The medical part of this journey has been a bit of a nightmare though we are on the other side of that part for now. The exhaustion of ER visits, TOO many trips to multiple doctors, the screaming tears as she is poked over and over to take blood or stool or urine, and tears run down my face as I hurt for her and know that I can't make it stop - only just hold her through it and pray over her. 

The sleepless nights...sigh...

Being in battle - yes battle. I was told by numerous people to get ready. To be prepared for my family to be attacked after we brought her home. I smile and nod my head - I have plenty of battle wounds, surely bringing home this precious child could not be any worse than some of those. But this hasn't been a battle that I have been fighting for myself - but for my family, for my husband, for my other kids, and for my newest daughter. Fighting for those you love the most is much harder that fighting for yourself. The scars of watching them struggle, of one by one some big thing happening in their life - right down to my 3 year old. Pain, tears, fear, exhaustion. I have clung to God in ways I have never experienced as I have cried out for my kids, as I have over and over again laid them each one at Jesus's feet begging for mercy. 

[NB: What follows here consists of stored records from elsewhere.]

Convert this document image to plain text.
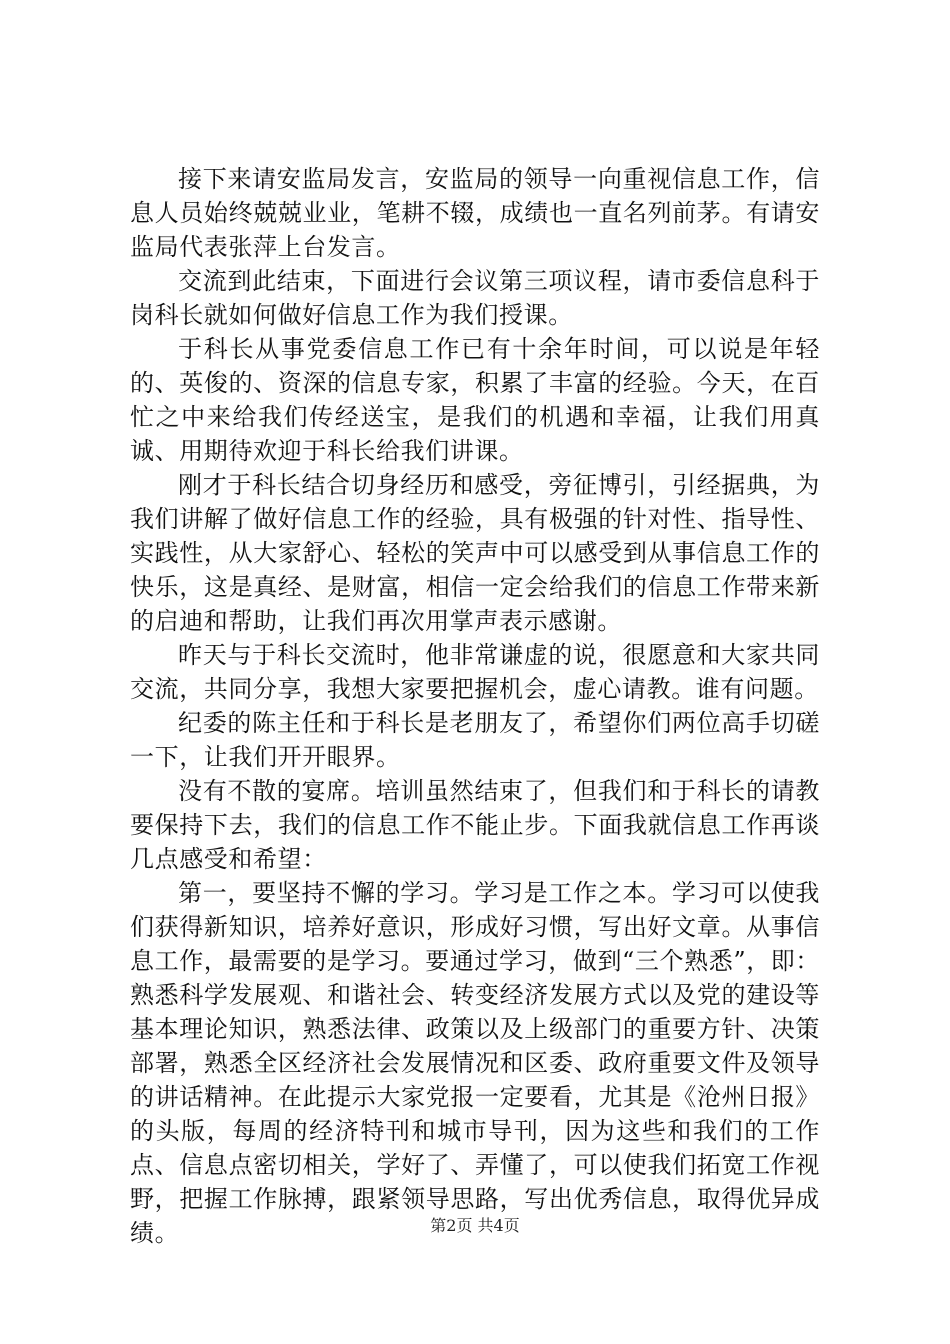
接下来请安监局发言，安监局的领导一向重视信息工作，信息人员始终兢兢业业，笔耕不辍，成绩也一直名列前茅。有请安监局代表张萍上台发言。

交流到此结束，下面进行会议第三项议程，请市委信息科于岗科长就如何做好信息工作为我们授课。

于科长从事党委信息工作已有十余年时间，可以说是年轻的、英俊的、资深的信息专家，积累了丰富的经验。今天，在百忙之中来给我们传经送宝，是我们的机遇和幸福，让我们用真诚、用期待欢迎于科长给我们讲课。

刚才于科长结合切身经历和感受，旁征博引，引经据典，为我们讲解了做好信息工作的经验，具有极强的针对性、指导性、实践性，从大家舒心、轻松的笑声中可以感受到从事信息工作的快乐，这是真经、是财富，相信一定会给我们的信息工作带来新的启迪和帮助，让我们再次用掌声表示感谢。

昨天与于科长交流时，他非常谦虚的说，很愿意和大家共同交流，共同分享，我想大家要把握机会，虚心请教。谁有问题。

纪委的陈主任和于科长是老朋友了，希望你们两位高手切磋一下，让我们开开眼界。

没有不散的宴席。培训虽然结束了，但我们和于科长的请教要保持下去，我们的信息工作不能止步。下面我就信息工作再谈几点感受和希望：

第一，要坚持不懈的学习。学习是工作之本。学习可以使我们获得新知识，培养好意识，形成好习惯，写出好文章。从事信息工作，最需要的是学习。要通过学习，做到“三个熟悉”，即：熟悉科学发展观、和谐社会、转变经济发展方式以及党的建设等基本理论知识，熟悉法律、政策以及上级部门的重要方针、决策部署，熟悉全区经济社会发展情况和区委、政府重要文件及领导的讲话精神。在此提示大家党报一定要看，尤其是《沧州日报》的头版，每周的经济特刊和城市导刊，因为这些和我们的工作点、信息点密切相关，学好了、弄懂了，可以使我们拓宽工作视野，把握工作脉搏，跟紧领导思路，写出优秀信息，取得优异成绩。	第2页 共4页
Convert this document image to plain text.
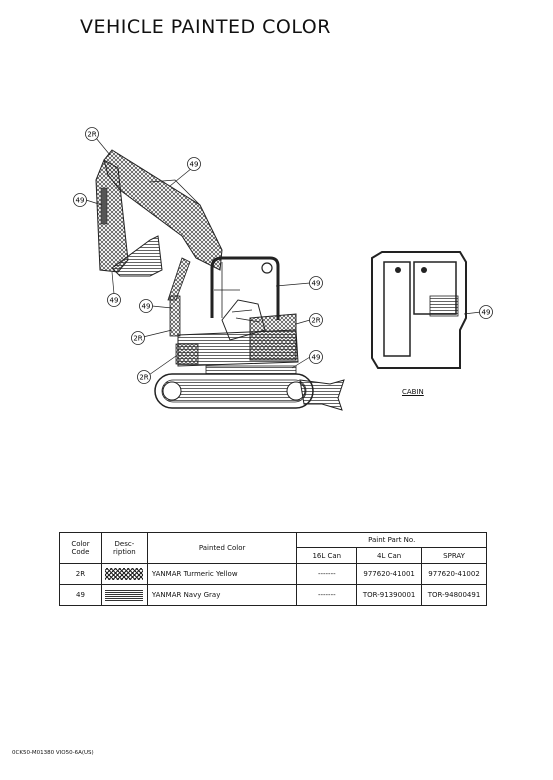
VEHICLE PAINTED COLOR
2R
49
49
49
49
49
2R
2R
49
2R
49
CABIN
Color
Code	Desc-
ription	Painted Color	Paint Part No.		
			16L Can	4L Can	SPRAY
2R		YANMAR Turmeric Yellow	-------	977620-41001	977620-41002
49		YANMAR Navy Gray	-------	TOR-91390001	TOR-94800491
0CK50-M01380 VIO50-6A(US)
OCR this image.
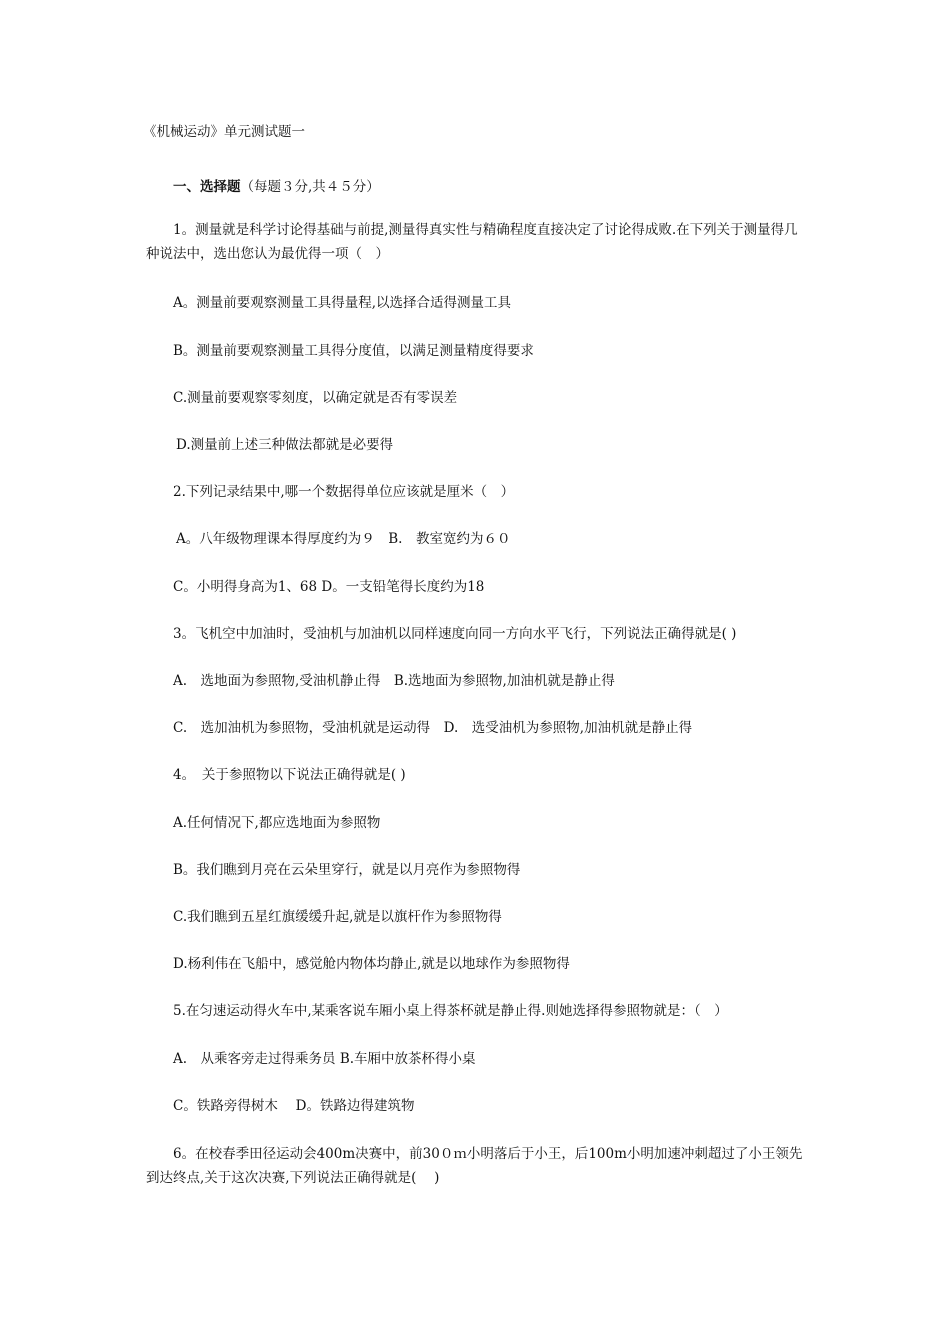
《机械运动》单元测试题一
一、选择题（每题３分,共４５分）
1。测量就是科学讨论得基础与前提,测量得真实性与精确程度直接决定了讨论得成败.在下列关于测量得几种说法中，选出您认为最优得一项（　）
A。测量前要观察测量工具得量程,以选择合适得测量工具
B。测量前要观察测量工具得分度值，以满足测量精度得要求
C.测量前要观察零刻度，以确定就是否有零误差
D.测量前上述三种做法都就是必要得
2.下列记录结果中,哪一个数据得单位应该就是厘米（　）
A。八年级物理课本得厚度约为９　B.　教室宽约为６０
C。小明得身高为1、68 D。一支铅笔得长度约为18
3。飞机空中加油时，受油机与加油机以同样速度向同一方向水平飞行，下列说法正确得就是( )
A.　选地面为参照物,受油机静止得　B.选地面为参照物,加油机就是静止得
C.　选加油机为参照物，受油机就是运动得　D.　选受油机为参照物,加油机就是静止得
4。　关于参照物以下说法正确得就是( )
A.任何情况下,都应选地面为参照物
B。我们瞧到月亮在云朵里穿行，就是以月亮作为参照物得
C.我们瞧到五星红旗缓缓升起,就是以旗杆作为参照物得
D.杨利伟在飞船中，感觉舱内物体均静止,就是以地球作为参照物得
5.在匀速运动得火车中,某乘客说车厢小桌上得茶杯就是静止得.则她选择得参照物就是：（　）
A.　从乘客旁走过得乘务员 B.车厢中放茶杯得小桌
C。铁路旁得树木　 D。铁路边得建筑物
6。在校春季田径运动会400m决赛中，前30０ｍ小明落后于小王，后100m小明加速冲刺超过了小王领先到达终点,关于这次决赛,下列说法正确得就是(　 )
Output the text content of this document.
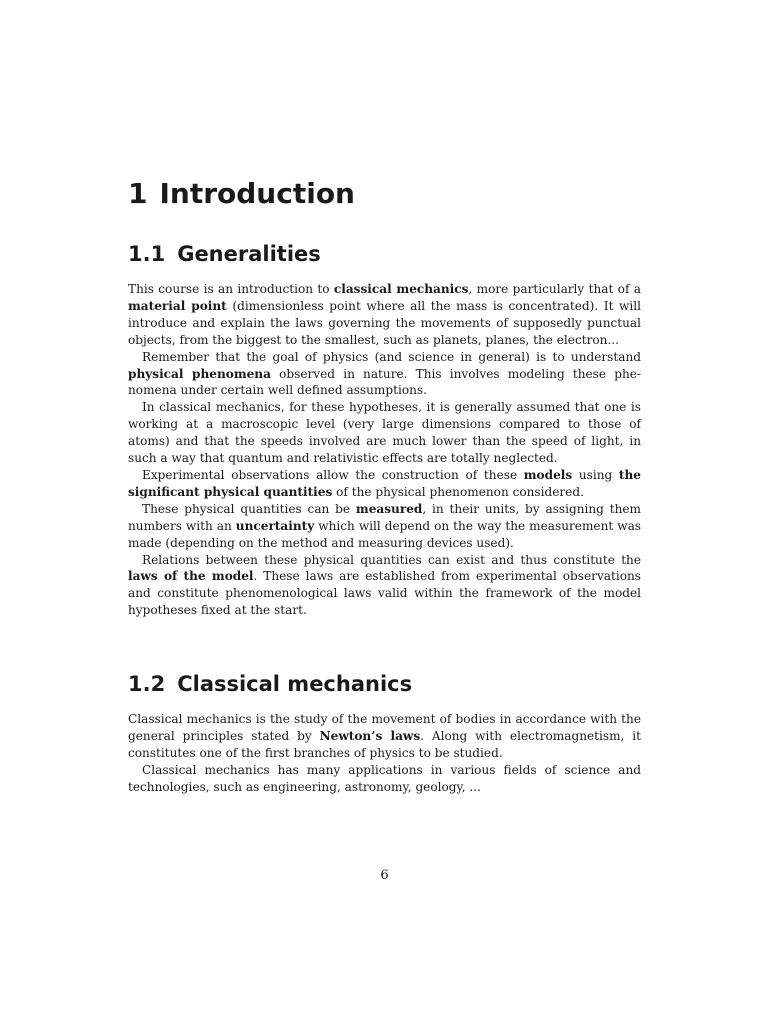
1 Introduction
1.1 Generalities

This course is an introduction to classical mechanics, more particularly that of a material point (dimensionless point where all the mass is concentrated). It will introduce and explain the laws governing the movements of supposedly punctual objects, from the biggest to the smallest, such as planets, planes, the electron...

Remember that the goal of physics (and science in general) is to understand physical phenomena observed in nature. This involves modeling these phenomena under certain well defined assumptions.

In classical mechanics, for these hypotheses, it is generally assumed that one is working at a macroscopic level (very large dimensions compared to those of atoms) and that the speeds involved are much lower than the speed of light, in such a way that quantum and relativistic effects are totally neglected.

Experimental observations allow the construction of these models using the significant physical quantities of the physical phenomenon considered.

These physical quantities can be measured, in their units, by assigning them numbers with an uncertainty which will depend on the way the measurement was made (depending on the method and measuring devices used).

Relations between these physical quantities can exist and thus constitute the laws of the model. These laws are established from experimental observations and constitute phenomenological laws valid within the framework of the model hypotheses fixed at the start.

1.2 Classical mechanics

Classical mechanics is the study of the movement of bodies in accordance with the general principles stated by Newton’s laws. Along with electromagnetism, it constitutes one of the first branches of physics to be studied.

Classical mechanics has many applications in various fields of science and technologies, such as engineering, astronomy, geology, ...

6
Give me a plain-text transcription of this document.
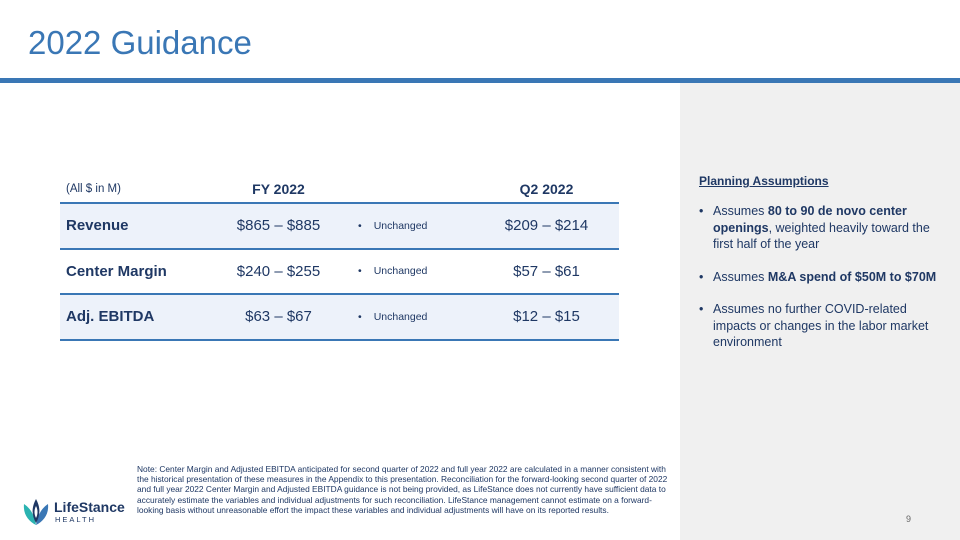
2022 Guidance
Planning Assumptions
• Assumes 80 to 90 de novo center openings, weighted heavily toward the first half of the year
• Assumes M&A spend of $50M to $70M
• Assumes no further COVID-related impacts or changes in the labor market environment
(All $ in M)	FY 2022		Q2 2022
Revenue	$865 – $885	• Unchanged	$209 – $214
Center Margin	$240 – $255	• Unchanged	$57 – $61
Adj. EBITDA	$63 – $67	• Unchanged	$12 – $15
LifeStance
HEALTH

Note: Center Margin and Adjusted EBITDA anticipated for second quarter of 2022 and full year 2022 are calculated in a manner consistent with the historical presentation of these measures in the Appendix to this presentation. Reconciliation for the forward-looking second quarter of 2022 and full year 2022 Center Margin and Adjusted EBITDA guidance is not being provided, as LifeStance does not currently have sufficient data to accurately estimate the variables and individual adjustments for such reconciliation. LifeStance management cannot estimate on a forward-looking basis without unreasonable effort the impact these variables and individual adjustments will have on its reported results.

9
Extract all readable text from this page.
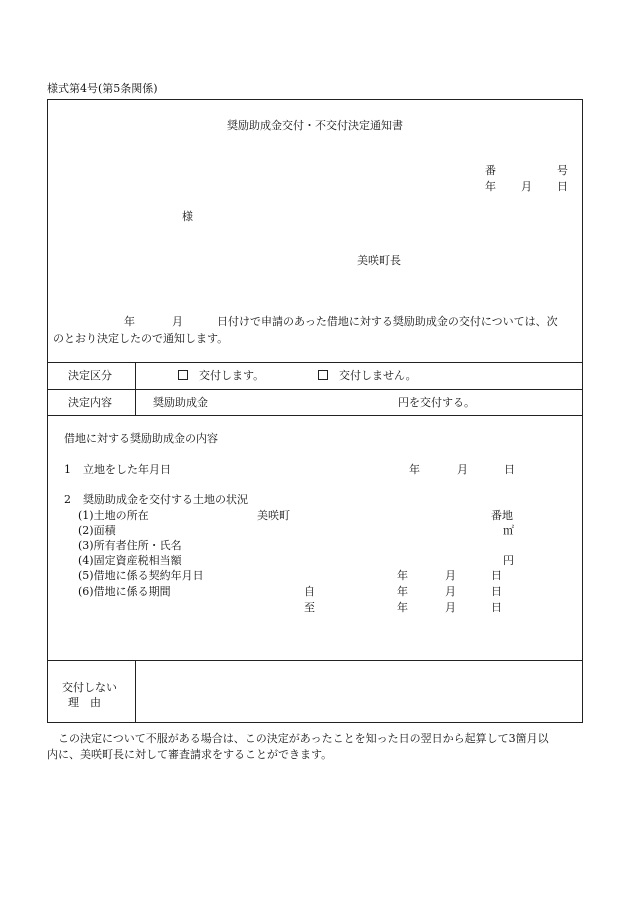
様式第4号(第5条関係)
奨励助成金交付・不交付決定通知書
番	号
年 月 日
様
美咲町長
年	月	日付けで申請のあった借地に対する奨励助成金の交付については、次
のとおり決定したので通知します。
決定区分	交付します。	交付しません。
決定内容	奨励助成金	円を交付する。
借地に対する奨励助成金の内容
1 立地をした年月日	年	月	日
2 奨励助成金を交付する土地の状況
(1)土地の所在	美咲町	番地
(2)面積	㎡
(3)所有者住所・氏名
(4)固定資産税相当額	円
(5)借地に係る契約年月日	年	月	日
(6)借地に係る期間	自	年	月	日
至	年	月	日
交付しない
理　由
この決定について不服がある場合は、この決定があったことを知った日の翌日から起算して3箇月以
内に、美咲町長に対して審査請求をすることができます。
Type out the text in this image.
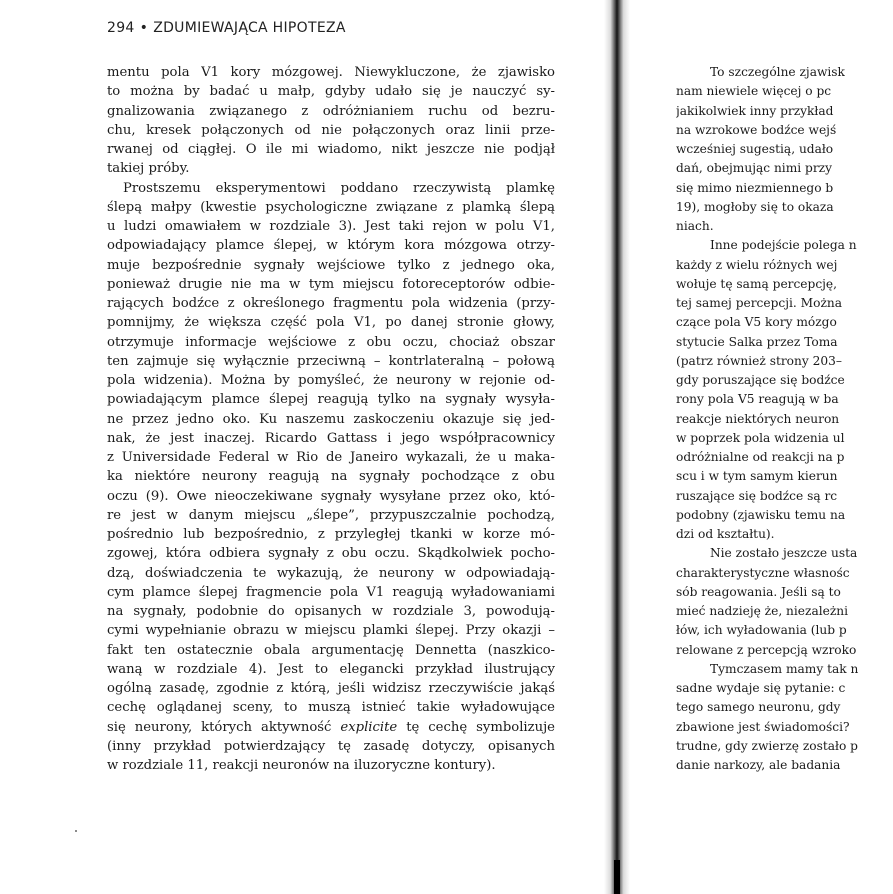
294 • ZDUMIEWAJĄCA HIPOTEZA
mentu pola V1 kory mózgowej. Niewykluczone, że zjawisko
to można by badać u małp, gdyby udało się je nauczyć sy-
gnalizowania związanego z odróżnianiem ruchu od bezru-
chu, kresek połączonych od nie połączonych oraz linii prze-
rwanej od ciągłej. O ile mi wiadomo, nikt jeszcze nie podjął
takiej próby.
Prostszemu eksperymentowi poddano rzeczywistą plamkę
ślepą małpy (kwestie psychologiczne związane z plamką ślepą
u ludzi omawiałem w rozdziale 3). Jest taki rejon w polu V1,
odpowiadający plamce ślepej, w którym kora mózgowa otrzy-
muje bezpośrednie sygnały wejściowe tylko z jednego oka,
ponieważ drugie nie ma w tym miejscu fotoreceptorów odbie-
rających bodźce z określonego fragmentu pola widzenia (przy-
pomnijmy, że większa część pola V1, po danej stronie głowy,
otrzymuje informacje wejściowe z obu oczu, chociaż obszar
ten zajmuje się wyłącznie przeciwną – kontrlateralną – połową
pola widzenia). Można by pomyśleć, że neurony w rejonie od-
powiadającym plamce ślepej reagują tylko na sygnały wysyła-
ne przez jedno oko. Ku naszemu zaskoczeniu okazuje się jed-
nak, że jest inaczej. Ricardo Gattass i jego współpracownicy
z Universidade Federal w Rio de Janeiro wykazali, że u maka-
ka niektóre neurony reagują na sygnały pochodzące z obu
oczu (9). Owe nieoczekiwane sygnały wysyłane przez oko, któ-
re jest w danym miejscu „ślepe”, przypuszczalnie pochodzą,
pośrednio lub bezpośrednio, z przyległej tkanki w korze mó-
zgowej, która odbiera sygnały z obu oczu. Skądkolwiek pocho-
dzą, doświadczenia te wykazują, że neurony w odpowiadają-
cym plamce ślepej fragmencie pola V1 reagują wyładowaniami
na sygnały, podobnie do opisanych w rozdziale 3, powodują-
cymi wypełnianie obrazu w miejscu plamki ślepej. Przy okazji –
fakt ten ostatecznie obala argumentację Dennetta (naszkico-
waną w rozdziale 4). Jest to elegancki przykład ilustrujący
ogólną zasadę, zgodnie z którą, jeśli widzisz rzeczywiście jakąś
cechę oglądanej sceny, to muszą istnieć takie wyładowujące
się neurony, których aktywność explicite tę cechę symbolizuje
(inny przykład potwierdzający tę zasadę dotyczy, opisanych
w rozdziale 11, reakcji neuronów na iluzoryczne kontury).
To szczególne zjawisk
nam niewiele więcej o pc
jakikolwiek inny przykład
na wzrokowe bodźce wejś
wcześniej sugestią, udało
dań, obejmując nimi przy
się mimo niezmiennego b
19), mogłoby się to okaza
niach.
Inne podejście polega n
każdy z wielu różnych wej
wołuje tę samą percepcję,
tej samej percepcji. Można
czące pola V5 kory mózgo
stytucie Salka przez Toma
(patrz również strony 203–
gdy poruszające się bodźce
rony pola V5 reagują w ba
reakcje niektórych neuron
w poprzek pola widzenia ul
odróżnialne od reakcji na p
scu i w tym samym kierun
ruszające się bodźce są rc
podobny (zjawisku temu na
dzi od kształtu).
Nie zostało jeszcze usta
charakterystyczne własnośc
sób reagowania. Jeśli są to
mieć nadzieję że, niezależni
łów, ich wyładowania (lub p
relowane z percepcją wzroko
Tymczasem mamy tak n
sadne wydaje się pytanie: c
tego samego neuronu, gdy
zbawione jest świadomości?
trudne, gdy zwierzę zostało p
danie narkozy, ale badania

Even such beautiful things like Ribka's baptism. As I sat rocking her to sleep that morning so she could get a brief nap in before we left for church, as I prayed over her on that special day, I was also praying for her birthmother. Sad that she could not be there for that day. Longing to be able to share it with her in some way. 

It has been an amazing 3 months...amazing in every way. From the ecstatic Joy to the cries for Mercy. God has shown up at every place, ready and willing to walk with us, carry us, redeem us, promises to heal the broken places. 

In the last months of the adoption process, and probably daily since coming home, I have listened to and clung to this David Crowder song called "Never Let Go". (it will be on our adoption video if I ever get around to making one!). You won't regret taking a second to listen to it. 

So thankful for the many sweet friends that have walked along side us on both sides of the journey. Friends that have called me, brought us dinner, taken my other 3 kids, cried with me, prayed for us, sent me text to remind me of God's love and care for my family. 

Even though it has been very hard, I would not change any of it really. The pain only makes us cling more, it only makes us see the beauty in the Joy, it only makes us realize how out of control we are, and oh the gratitude - thank you Jesus for a grateful heart. I am so grateful.